Despite the fact that I predicted she would be crowned Goddess of Wisdom at Homecoming, Athena never picked me to occupy a coveted corner of her temple, nor to wear the Carolina Herrera-designed robes a priestess of Athena must be entitled/encouraged to don when spewing wisdom. But like fair Cassandra, I, too draw attention from the likes of Ajax the Lesser, or the Little (depending upon your degree of orthodoxy in translation). I, Cass, am doomed to brush elbows with little men; seriously, my elbows brush the tops of their heads. These Ajaxes the Littles see my 5’9ness as the perfect genetic donor, or in plain, non-prophet speak, as their shot at medium sized children.

And many years before the fall of Troy, I, Cass, a wiry Olive Oyl-like figure, leaned my bony elbows across a chain link fence and muttered “No, no they won’t make it to the Majors.” To which my companions guffawed, rolled the waistband of their pleated uniform skirts again and giggled louder at the boys throwing a baseball on the other side of the fence. “And if they do, which they won’t, do you really think they’ll be faithful to you?” They stared harder at me and tied the ends of their Oxford shirts tighter across their busts. And Shelly said, “Why do you always have to be such a know-it-all pain-in-the-ass?” as she hiked her skirt up and hopped the fence to retrieve Pete’s ball. She smiled at him, he grinned and then took the rest of us in with a swooping leer before spewing tobacco at her feet. “See Cass, it is true love,” the others clicked, before they too bounded over the fence to collect other stray balls. A year later, I was spending my free time with the mock trial team, and Shelly was pregnant with Pete’s twins. Pete hadn’t made it to the majors, but he was still swinging for Mister Tony’s Restaurant Monday nights and riding a lawnmower around the diamonds the rest of the week. The others, who still believed it was true love, simultaneously blamed me, as if my stray words crept up Shelly’s skirt, impregnated her, and landed Pete with Mister Tony instead of Mr. Steinbrenner. Not sure if Shelly, Pete, and the twins are still together. I hope they are, but if I was a disbelieved betting prophetess asked to comment on the matter, I’d guess….

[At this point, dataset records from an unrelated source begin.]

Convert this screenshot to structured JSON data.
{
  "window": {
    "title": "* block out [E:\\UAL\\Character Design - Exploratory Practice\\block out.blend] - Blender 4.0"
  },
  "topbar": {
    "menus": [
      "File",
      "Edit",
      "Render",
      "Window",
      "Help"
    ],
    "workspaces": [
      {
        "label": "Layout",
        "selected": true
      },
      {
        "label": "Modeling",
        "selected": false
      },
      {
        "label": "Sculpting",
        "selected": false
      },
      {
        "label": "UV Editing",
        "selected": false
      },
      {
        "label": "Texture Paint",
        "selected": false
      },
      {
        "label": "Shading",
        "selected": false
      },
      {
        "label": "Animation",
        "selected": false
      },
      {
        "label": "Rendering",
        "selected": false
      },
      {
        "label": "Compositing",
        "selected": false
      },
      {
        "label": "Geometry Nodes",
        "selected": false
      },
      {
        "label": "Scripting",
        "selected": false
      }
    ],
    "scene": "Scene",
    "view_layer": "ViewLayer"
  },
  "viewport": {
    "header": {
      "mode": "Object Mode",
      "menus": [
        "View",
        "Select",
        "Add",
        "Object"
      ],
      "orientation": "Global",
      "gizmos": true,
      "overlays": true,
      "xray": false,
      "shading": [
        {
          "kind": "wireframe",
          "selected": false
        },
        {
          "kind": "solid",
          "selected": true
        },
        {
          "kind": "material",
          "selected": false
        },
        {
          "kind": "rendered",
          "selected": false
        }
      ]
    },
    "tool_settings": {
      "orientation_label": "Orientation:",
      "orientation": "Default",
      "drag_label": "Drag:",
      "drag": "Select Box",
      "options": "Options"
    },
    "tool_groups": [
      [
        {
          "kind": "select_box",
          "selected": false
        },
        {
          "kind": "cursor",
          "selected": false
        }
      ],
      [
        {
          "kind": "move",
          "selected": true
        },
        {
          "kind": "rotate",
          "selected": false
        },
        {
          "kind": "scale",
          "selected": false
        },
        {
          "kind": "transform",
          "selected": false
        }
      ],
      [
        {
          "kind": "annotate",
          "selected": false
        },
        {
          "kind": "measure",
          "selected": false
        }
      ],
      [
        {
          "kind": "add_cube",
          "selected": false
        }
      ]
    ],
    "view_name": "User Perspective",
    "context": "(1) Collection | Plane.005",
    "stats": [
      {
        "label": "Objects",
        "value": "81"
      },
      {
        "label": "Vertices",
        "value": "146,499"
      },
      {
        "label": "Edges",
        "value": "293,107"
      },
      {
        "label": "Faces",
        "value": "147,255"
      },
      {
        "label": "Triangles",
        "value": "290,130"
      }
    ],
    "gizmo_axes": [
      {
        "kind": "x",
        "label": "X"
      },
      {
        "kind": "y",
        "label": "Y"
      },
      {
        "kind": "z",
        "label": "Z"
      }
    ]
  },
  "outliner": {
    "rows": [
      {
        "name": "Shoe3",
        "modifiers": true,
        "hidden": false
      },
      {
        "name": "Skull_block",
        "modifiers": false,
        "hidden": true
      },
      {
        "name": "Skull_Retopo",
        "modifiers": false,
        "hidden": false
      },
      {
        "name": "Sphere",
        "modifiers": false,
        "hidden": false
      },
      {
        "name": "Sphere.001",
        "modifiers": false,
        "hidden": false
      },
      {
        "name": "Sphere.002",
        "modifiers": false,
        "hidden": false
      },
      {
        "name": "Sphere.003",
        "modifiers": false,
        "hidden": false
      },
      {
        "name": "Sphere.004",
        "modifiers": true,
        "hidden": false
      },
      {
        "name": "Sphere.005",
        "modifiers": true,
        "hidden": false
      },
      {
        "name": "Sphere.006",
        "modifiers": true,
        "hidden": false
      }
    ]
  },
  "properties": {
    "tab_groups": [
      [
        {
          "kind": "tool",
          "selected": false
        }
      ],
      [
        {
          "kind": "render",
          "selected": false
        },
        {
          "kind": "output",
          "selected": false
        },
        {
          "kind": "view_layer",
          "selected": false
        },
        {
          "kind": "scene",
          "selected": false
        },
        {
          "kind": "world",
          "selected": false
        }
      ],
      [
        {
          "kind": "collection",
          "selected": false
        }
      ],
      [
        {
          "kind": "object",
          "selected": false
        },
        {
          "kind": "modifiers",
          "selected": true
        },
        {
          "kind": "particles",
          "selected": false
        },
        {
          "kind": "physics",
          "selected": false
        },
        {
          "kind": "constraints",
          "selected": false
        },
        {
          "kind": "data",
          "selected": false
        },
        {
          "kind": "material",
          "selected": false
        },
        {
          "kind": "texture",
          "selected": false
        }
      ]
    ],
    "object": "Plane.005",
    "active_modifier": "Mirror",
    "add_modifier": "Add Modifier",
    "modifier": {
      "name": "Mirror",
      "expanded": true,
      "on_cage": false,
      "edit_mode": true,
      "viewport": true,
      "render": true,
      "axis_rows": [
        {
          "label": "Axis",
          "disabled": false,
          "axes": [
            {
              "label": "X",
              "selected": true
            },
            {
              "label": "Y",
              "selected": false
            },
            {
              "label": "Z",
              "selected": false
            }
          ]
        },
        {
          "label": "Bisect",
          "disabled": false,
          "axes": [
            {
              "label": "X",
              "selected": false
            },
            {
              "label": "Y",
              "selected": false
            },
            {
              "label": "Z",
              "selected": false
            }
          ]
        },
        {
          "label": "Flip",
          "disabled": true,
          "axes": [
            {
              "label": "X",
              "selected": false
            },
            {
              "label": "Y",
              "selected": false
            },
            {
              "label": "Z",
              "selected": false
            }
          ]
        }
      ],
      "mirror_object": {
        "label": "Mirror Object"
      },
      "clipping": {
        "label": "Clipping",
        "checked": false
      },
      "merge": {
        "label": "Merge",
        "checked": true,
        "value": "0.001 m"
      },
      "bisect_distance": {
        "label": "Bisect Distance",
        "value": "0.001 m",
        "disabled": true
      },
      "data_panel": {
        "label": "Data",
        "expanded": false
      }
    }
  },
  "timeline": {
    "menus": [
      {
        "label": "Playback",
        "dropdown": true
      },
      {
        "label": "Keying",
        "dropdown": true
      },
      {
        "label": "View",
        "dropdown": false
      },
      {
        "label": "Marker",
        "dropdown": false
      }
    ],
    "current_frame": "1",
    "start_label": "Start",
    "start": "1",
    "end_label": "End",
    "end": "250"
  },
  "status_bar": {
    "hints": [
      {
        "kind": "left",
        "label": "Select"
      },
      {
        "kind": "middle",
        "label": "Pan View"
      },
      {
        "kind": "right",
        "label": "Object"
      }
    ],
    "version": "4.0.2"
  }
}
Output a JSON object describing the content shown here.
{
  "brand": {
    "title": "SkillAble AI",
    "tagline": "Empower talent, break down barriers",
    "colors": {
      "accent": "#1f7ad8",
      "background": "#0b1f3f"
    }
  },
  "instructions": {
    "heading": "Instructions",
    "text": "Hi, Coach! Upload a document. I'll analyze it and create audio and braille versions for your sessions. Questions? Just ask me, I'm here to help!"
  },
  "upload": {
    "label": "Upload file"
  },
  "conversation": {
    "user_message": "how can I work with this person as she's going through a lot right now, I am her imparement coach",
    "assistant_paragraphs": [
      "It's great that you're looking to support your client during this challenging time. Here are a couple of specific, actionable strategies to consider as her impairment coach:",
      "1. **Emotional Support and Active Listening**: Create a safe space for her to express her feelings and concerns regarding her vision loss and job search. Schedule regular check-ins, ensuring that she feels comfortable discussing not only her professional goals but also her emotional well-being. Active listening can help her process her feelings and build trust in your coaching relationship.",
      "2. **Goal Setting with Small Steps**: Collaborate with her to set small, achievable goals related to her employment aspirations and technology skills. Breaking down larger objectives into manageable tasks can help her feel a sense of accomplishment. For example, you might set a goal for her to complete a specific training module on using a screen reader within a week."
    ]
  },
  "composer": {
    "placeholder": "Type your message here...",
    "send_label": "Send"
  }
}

And my teenage prophetic powers weren’t limited to the sunshine task of predicting doomed relationships. Like my Trojan predecessor, I foresaw the collapse of the place of my birth, perhaps without the same epic inducing ripple effect as the fall of Troy. So yes, I, Cass, predicted that the gigantic wooden horse that appeared at the city’s gates was full (not of blood-thirsty Romans bent on rape and pillaging) of kick-back hungry politicians and their cronies who bled my birth city of its youth, businesses, and fortune. Unlike Cassandra, my prophecies did not land me in a maximum-security tower without a key, but rather on the road in search of a job in neither a restaurant nor a beauty parlor. And I thundered my way down the Garden State Parkway for a brief respite in the Boss’s state. But visions and a modest salary propelled me across the Hudson and onto the most expensive island in all of Greece, ahem, (because even prophetesses need to clear their throats at times) America.

On this island there is an axis, and at this axis there is a station, and this station pours forth commuters onto the anger-management or nervous-breakdown-inducing (depending upon one’s predisposition) streets of Midtown. In this station, there are tunnels and merchants peddling their price-inflated wares, and in these tunnels, I stumbled upon the blind prophet Tiresias fresh off the midnight train from Georgia. And this brings me to the present, or as much of a present as any prophetess is entitled.